Genf/München (APA/Reuters/dpa) - Der UN-Sondergesandte Staffan de Mistura strebt nach der Verständigung der Großmächte auf einen Waffenstill...

Genf/München (APA/Reuters/dpa) - Der UN-Sondergesandte Staffan de Mistura strebt nach der Verständigung der Großmächte auf einen Waffenstillstand in Syrien eine möglichst rasche Wiederaufnahme der Genfer Friedensgespräche an. Der Termin für ein solches Treffen sei jedoch weiter unklar, sagte ein Sprecher der Vereinten Nationen am Freitag.

Anfang des Monats hatte de Mistura die Verhandlungen mit der Begründung abgebrochen, die Großmächte müssten mehr tun, um die Gespräche voranzubringen. Er äußerte die Hoffnung, dass es bis zum 25. Februar eine Rückkehr an den Verhandlungstisch geben könne. Die USA und Russland hatten in der Nacht bei einem Treffen der Syrien-Kontaktgruppe in München vereinbart, sich für einen Waffenstillstand binnen einer Woche einzusetzen.

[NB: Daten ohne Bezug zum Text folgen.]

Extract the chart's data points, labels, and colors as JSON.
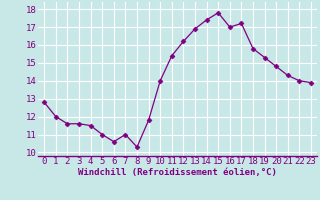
{
  "x": [
    0,
    1,
    2,
    3,
    4,
    5,
    6,
    7,
    8,
    9,
    10,
    11,
    12,
    13,
    14,
    15,
    16,
    17,
    18,
    19,
    20,
    21,
    22,
    23
  ],
  "y": [
    12.8,
    12.0,
    11.6,
    11.6,
    11.5,
    11.0,
    10.6,
    11.0,
    10.3,
    11.8,
    14.0,
    15.4,
    16.2,
    16.9,
    17.4,
    17.8,
    17.0,
    17.2,
    15.8,
    15.3,
    14.8,
    14.3,
    14.0,
    13.9
  ],
  "line_color": "#800080",
  "marker": "D",
  "marker_size": 2.5,
  "bg_color": "#c8e8e8",
  "grid_color": "#ffffff",
  "xlabel": "Windchill (Refroidissement éolien,°C)",
  "xlabel_fontsize": 6.5,
  "tick_fontsize": 6.5,
  "ylim": [
    9.8,
    18.4
  ],
  "yticks": [
    10,
    11,
    12,
    13,
    14,
    15,
    16,
    17,
    18
  ],
  "xlim": [
    -0.5,
    23.5
  ],
  "xticks": [
    0,
    1,
    2,
    3,
    4,
    5,
    6,
    7,
    8,
    9,
    10,
    11,
    12,
    13,
    14,
    15,
    16,
    17,
    18,
    19,
    20,
    21,
    22,
    23
  ]
}
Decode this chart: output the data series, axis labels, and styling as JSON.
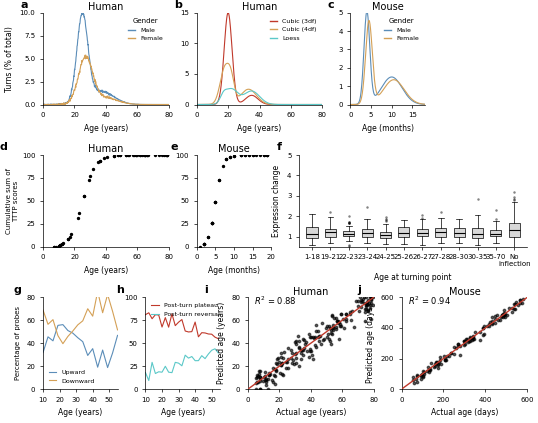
{
  "panel_a": {
    "title": "Human",
    "xlabel": "Age (years)",
    "ylabel": "Turns (% of total)",
    "male_peak_age": 25,
    "male_peak_val": 9.5,
    "female_peak_age": 27,
    "female_peak_val": 5.0,
    "male_color": "#5b8db8",
    "female_color": "#d4a056",
    "xmax": 80,
    "ymax": 10
  },
  "panel_b": {
    "title": "Human",
    "xlabel": "Age (years)",
    "ylabel": "",
    "cubic3_color": "#c0392b",
    "cubic4_color": "#d4a056",
    "loess_color": "#5bc8c8",
    "xmax": 80,
    "ymax": 15
  },
  "panel_c": {
    "title": "Mouse",
    "xlabel": "Age (months)",
    "ylabel": "",
    "male_color": "#5b8db8",
    "female_color": "#d4a056",
    "xmax": 18,
    "ymax": 5
  },
  "panel_d": {
    "title": "Human",
    "xlabel": "Age (years)",
    "ylabel": "Cumulative sum of\nTTTP scores",
    "xmax": 80,
    "ymax": 100
  },
  "panel_e": {
    "title": "Mouse",
    "xlabel": "Age (months)",
    "ylabel": "",
    "xmax": 20,
    "ymax": 100
  },
  "panel_f": {
    "title": "",
    "xlabel": "Age at turning point",
    "ylabel": "Expression change",
    "categories": [
      "1-18",
      "19-21",
      "22-23",
      "23-24",
      "24-25",
      "25-26",
      "26-27",
      "27-28",
      "28-30",
      "30-35",
      "35-70",
      "No\ninflection"
    ],
    "ymax": 5
  },
  "panel_g": {
    "title": "",
    "xlabel": "Age (years)",
    "ylabel": "Percentage of probes",
    "up_color": "#5b8db8",
    "down_color": "#d4a056",
    "xmax": 55,
    "ymax": 80
  },
  "panel_h": {
    "title": "",
    "xlabel": "Age (years)",
    "ylabel": "",
    "plateau_color": "#c0392b",
    "reversal_color": "#5bc8c8",
    "xmax": 55,
    "ymax": 100
  },
  "panel_i": {
    "title": "Human",
    "xlabel": "Actual age (years)",
    "ylabel": "Predicted age (years)",
    "r2": 0.88,
    "line_color": "#c0392b",
    "xmax": 80,
    "ymax": 80
  },
  "panel_j": {
    "title": "Mouse",
    "xlabel": "Actual age (days)",
    "ylabel": "Predicted age (days)",
    "r2": 0.94,
    "line_color": "#c0392b",
    "xmax": 600,
    "ymax": 600
  },
  "bg_color": "#ffffff",
  "text_color": "#333333"
}
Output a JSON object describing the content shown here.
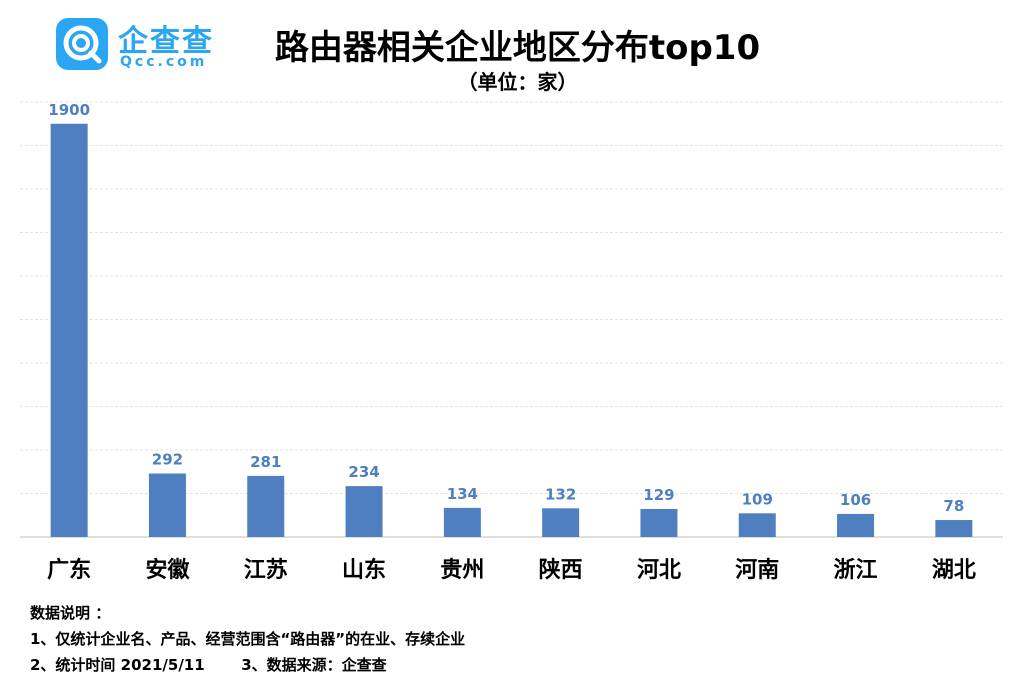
{
  "logo": {
    "name": "企查查",
    "domain": "Qcc.com"
  },
  "chart_data": {
    "type": "bar",
    "title": "路由器相关企业地区分布top10",
    "subtitle": "（单位：家）",
    "categories": [
      "广东",
      "安徽",
      "江苏",
      "山东",
      "贵州",
      "陕西",
      "河北",
      "河南",
      "浙江",
      "湖北"
    ],
    "values": [
      1900,
      292,
      281,
      234,
      134,
      132,
      129,
      109,
      106,
      78
    ],
    "ylim": [
      0,
      2000
    ],
    "grid": true,
    "bar_color": "#4f7fc0",
    "label_color": "#4f7fc0"
  },
  "notes": {
    "heading": "数据说明 ：",
    "line1": "1、仅统计企业名、产品、经营范围含“路由器”的在业、存续企业",
    "line2": "2、统计时间 2021/5/11       3、数据来源：企查查"
  }
}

Die deutsche Bundesregierung appellierte an Russland, die Zeit bis zu einer Waffenruhe in Syrien nicht für Angriffe auf gemäßigte Gegner des Assad-Regimes zu nutzen. Vize-Regierungssprecherin Christiane Wirtz begrüßte am Freitag die Vereinbarungen der jüngsten Syrien-Konferenz in München. „Den Worten müssen nun aber auch Taten folgen. Hier sieht die deutsche Bundesregierung in erster Linie Russland in der Pflicht“, sagte Wirtz.

Es gebe nun ein „Quantum Hoffnung“ für den Friedensprozess. Die Umsetzung des vereinbarten Waffenstillstands sei nun „Gebot der Stunde“. Russland, die USA und wichtige Regionalmächte wie die Türkei und Saudi-Arabien hatten sich in der Nacht in München auf eine Feuerpause binnen einer Woche geeinigt. Die Islamistenmilizen Islamischer Staat und Al-Nusra-Front sollen jedoch weiter bekämpft werden können.